CRANDALL, P.J., and SATZ, J., concur.

. The land in question became completely surrounded by St. Peters on April 26, 1984.

. Although St. Peters authorized its attorney to file a declaratory judgment action before an annexation ordinance was passed, the city did not violate any statutory provision. The city did not file its declaratory judgment petition until August 15, 1984, well after the ordinance was passed on June 14, 1984. This accords with the procedure established in Section 71.015(5).

. Following the adoption of an annexation ordinance, the municipality must file a declaratory judgment action. Section 71.015(5). If the court authorizes the annexation, dual elections are held, one in the annexing municipality, the other in the area to be annexed. Section 71.-015(6). A simple majority of the votes in both elections will suffice for passage. However, should the vote in the area to be annexed fail and pass in the municipality, a second election may be held within 120 days. The annexation will then be approved if the total combined favorable vote is at least two-thirds of the "qualified electors.”

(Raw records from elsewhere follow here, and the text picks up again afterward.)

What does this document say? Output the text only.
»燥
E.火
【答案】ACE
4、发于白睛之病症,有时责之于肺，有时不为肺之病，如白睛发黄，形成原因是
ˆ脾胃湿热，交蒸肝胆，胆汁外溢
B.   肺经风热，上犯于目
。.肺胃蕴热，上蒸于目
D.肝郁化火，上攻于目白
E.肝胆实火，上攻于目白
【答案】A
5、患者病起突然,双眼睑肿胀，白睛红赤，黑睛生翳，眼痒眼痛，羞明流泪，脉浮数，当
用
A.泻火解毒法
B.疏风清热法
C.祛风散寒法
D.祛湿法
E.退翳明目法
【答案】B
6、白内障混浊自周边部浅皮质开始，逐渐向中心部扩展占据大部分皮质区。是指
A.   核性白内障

The present case presents the unique situation where the annexation would have been a foregone conclusion because the area in question was entirely commercial without any voters. However, the proposed annexation was not improper because there were no resident voters. The businesses and service providers had the opportunity to adduce evidence and address the issues raised. Moreover, it is not generally improper to annex an area containing commercial facilities situated outside of the annexing municipality prior to annexation. Businesses necessarily subject themselves to local government as it is established in accordance with law. City of Town & Country v. St. Louis County, 657 S.W.2d 598, 608 (Mo. banc 1983).

. On May 28, 1984, St. Peters gave further notice of the hearing by publication in the St Peters Courier-Post.